11-) RM - Como você vê aceitação do Som da Tribo de Jah hoje, dentro e fora do Brasil?  

FB - A Tribo conseguiu se impor, graças  a Jah, como uma referência do reggae nacional. É muito curioso você viajar pelo país afora e ver como públicos e culturas totalmente diferentes acabam abraçando e curtindo o trabalho da Tribo. É também o lado mais gratificante da historia pra gente. De Roraima, Manaus, Belém, até o sul do país, a Tribo conseguiu a proeza de agradar a gregos e troianos, ou seja, a gaúchos e baianos, paulistas e pernambucanos, e por ai afora.  A gente percebe também um interesse cada vez maior do publico e dos produtores no exterior, com a quantidade cada vez maior de convites pra tocar em países os mais diversos: Peru, Japão, Estados Unidos, Portugal, etc.
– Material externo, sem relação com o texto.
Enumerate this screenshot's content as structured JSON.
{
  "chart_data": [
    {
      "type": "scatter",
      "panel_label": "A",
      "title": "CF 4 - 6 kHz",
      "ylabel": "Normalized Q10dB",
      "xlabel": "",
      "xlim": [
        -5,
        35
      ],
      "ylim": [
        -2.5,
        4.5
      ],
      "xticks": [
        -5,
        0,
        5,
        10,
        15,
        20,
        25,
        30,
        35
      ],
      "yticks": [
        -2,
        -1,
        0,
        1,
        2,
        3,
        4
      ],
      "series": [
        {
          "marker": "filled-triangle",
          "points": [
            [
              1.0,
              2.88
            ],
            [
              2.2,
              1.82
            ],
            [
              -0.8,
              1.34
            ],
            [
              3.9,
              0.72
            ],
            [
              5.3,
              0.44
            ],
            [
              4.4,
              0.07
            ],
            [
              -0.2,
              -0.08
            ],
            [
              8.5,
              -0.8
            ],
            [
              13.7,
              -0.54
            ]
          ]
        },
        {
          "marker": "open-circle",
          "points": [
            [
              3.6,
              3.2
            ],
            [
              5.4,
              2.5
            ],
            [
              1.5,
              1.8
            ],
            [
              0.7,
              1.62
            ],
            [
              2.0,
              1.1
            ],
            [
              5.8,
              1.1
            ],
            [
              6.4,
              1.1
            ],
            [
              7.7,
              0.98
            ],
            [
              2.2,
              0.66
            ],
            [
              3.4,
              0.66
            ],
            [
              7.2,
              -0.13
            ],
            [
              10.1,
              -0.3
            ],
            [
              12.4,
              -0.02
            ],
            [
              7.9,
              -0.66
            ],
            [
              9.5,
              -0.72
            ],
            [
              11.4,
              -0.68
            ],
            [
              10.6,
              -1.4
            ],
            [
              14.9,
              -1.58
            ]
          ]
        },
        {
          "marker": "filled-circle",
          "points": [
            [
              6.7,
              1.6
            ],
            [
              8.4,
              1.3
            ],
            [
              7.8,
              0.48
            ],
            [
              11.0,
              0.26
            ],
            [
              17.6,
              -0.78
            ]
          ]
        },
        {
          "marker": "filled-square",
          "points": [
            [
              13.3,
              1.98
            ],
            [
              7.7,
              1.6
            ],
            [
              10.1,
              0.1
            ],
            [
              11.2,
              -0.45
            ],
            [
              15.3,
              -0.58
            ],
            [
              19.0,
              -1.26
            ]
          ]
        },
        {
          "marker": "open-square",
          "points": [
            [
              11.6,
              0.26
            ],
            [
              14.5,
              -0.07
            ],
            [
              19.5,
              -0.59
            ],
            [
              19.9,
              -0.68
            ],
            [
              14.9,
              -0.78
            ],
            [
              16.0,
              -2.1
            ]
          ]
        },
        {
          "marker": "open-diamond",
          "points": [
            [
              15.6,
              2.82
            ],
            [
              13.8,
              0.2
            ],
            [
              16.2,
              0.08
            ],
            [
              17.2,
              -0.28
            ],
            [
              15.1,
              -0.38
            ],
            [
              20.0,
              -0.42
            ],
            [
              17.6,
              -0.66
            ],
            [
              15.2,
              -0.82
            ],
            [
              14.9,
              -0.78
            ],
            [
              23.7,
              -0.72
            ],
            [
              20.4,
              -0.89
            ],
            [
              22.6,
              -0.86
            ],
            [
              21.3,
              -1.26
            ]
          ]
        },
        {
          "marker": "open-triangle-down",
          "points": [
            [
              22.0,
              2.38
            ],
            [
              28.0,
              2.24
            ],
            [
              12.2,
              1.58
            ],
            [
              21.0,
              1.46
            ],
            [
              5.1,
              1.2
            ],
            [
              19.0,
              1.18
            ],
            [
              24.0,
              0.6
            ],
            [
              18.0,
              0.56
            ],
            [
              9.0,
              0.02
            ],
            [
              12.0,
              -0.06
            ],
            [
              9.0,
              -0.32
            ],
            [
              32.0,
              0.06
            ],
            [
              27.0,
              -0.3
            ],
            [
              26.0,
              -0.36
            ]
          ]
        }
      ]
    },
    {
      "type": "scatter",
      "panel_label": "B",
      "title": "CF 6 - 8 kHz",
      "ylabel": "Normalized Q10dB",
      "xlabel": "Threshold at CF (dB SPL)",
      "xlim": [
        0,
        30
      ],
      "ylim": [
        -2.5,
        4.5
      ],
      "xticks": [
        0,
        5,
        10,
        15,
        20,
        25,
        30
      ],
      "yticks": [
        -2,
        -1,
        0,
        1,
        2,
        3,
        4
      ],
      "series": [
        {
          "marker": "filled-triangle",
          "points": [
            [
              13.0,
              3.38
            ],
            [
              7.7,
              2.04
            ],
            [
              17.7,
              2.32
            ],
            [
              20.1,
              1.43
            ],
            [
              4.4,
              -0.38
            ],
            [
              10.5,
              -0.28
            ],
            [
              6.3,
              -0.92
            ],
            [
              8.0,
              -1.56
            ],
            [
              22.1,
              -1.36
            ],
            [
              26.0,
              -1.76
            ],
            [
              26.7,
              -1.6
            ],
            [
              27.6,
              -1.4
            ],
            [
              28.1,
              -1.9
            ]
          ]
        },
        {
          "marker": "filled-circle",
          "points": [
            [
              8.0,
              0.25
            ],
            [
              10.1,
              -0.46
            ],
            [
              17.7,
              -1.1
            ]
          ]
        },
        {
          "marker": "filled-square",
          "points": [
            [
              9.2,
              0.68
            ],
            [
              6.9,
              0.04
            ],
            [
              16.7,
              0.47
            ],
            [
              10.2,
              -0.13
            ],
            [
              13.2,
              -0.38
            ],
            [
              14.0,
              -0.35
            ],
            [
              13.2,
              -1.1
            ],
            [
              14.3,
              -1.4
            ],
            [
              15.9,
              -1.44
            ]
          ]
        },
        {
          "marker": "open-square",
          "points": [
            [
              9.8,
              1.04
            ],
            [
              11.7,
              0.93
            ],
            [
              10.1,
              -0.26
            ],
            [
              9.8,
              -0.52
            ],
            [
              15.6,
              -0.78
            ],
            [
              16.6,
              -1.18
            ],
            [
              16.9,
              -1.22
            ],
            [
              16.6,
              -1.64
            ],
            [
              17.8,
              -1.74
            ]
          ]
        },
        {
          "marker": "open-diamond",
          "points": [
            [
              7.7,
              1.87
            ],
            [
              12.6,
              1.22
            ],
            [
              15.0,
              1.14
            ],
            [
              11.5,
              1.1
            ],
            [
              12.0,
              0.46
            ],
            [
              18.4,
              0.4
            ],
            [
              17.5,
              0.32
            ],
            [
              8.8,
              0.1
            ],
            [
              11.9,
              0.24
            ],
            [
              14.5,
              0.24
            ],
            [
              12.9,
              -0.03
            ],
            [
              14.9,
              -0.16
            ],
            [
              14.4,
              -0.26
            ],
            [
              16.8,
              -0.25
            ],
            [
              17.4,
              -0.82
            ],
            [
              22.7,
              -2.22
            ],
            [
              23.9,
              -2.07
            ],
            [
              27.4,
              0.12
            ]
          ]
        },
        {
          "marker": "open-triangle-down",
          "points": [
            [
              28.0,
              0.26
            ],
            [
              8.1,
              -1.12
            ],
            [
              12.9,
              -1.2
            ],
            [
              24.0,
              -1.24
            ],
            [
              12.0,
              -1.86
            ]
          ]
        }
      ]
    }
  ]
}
12-) RM - Quais as principais diferenças do som da Tribo em relação às outras bandas de Reggae brasileiro? 

FB - Eu creio que o grande trunfo da Tribo é ser uma banda que tem uma quantidade bem maior de referências do que a maioria das bandas. Isso nem sempre é um fator primordial no trabalho, mas dá uma bagagem e uma autenticidade maiores. Não quero dizer que a Tribo seja melhor que essa ou aquela banda porque acho que em termos de musica não cabe comparações.  Nem somos também a única banda que tem mais referencias musicai em termos de reggae.  Algumas bandas que estão surgindo são muito novas e acho que a garotada tem pesquisado e fazem um som altamente elaborado. Poderia citar nomes, mas talvez não venha ao caso. Particularmente, sou fã  incondicional de certos trabalhos novos que estão surgindo aqui mesmo no Brasil e acho que são altamente promissores. A Tribo é apenas mais uma banda a somar nesse contexto.

13 -) RM - Quais os Projetos da Tribo de Jah em 2003? 

FB - Depois de concluir o próximo Cd, se Jah permitir, a Tribo deve concluir mais uma temporada pelo norte e nordeste que culmina com um grande festival de reggae internacional no Maranhão e, depois, deve ir para o exterior nos meses de julho e agosto atendendo a certos convites para shows em vários países do hemisfério norte. Ainda este ano, ainda se jah consentir, devemos gravar um outro material que terá uma parte gravada nos Estados Unidos com alguns convidados de lá. No mais, muita estrada, muito amor no coração, muito fé em Jah.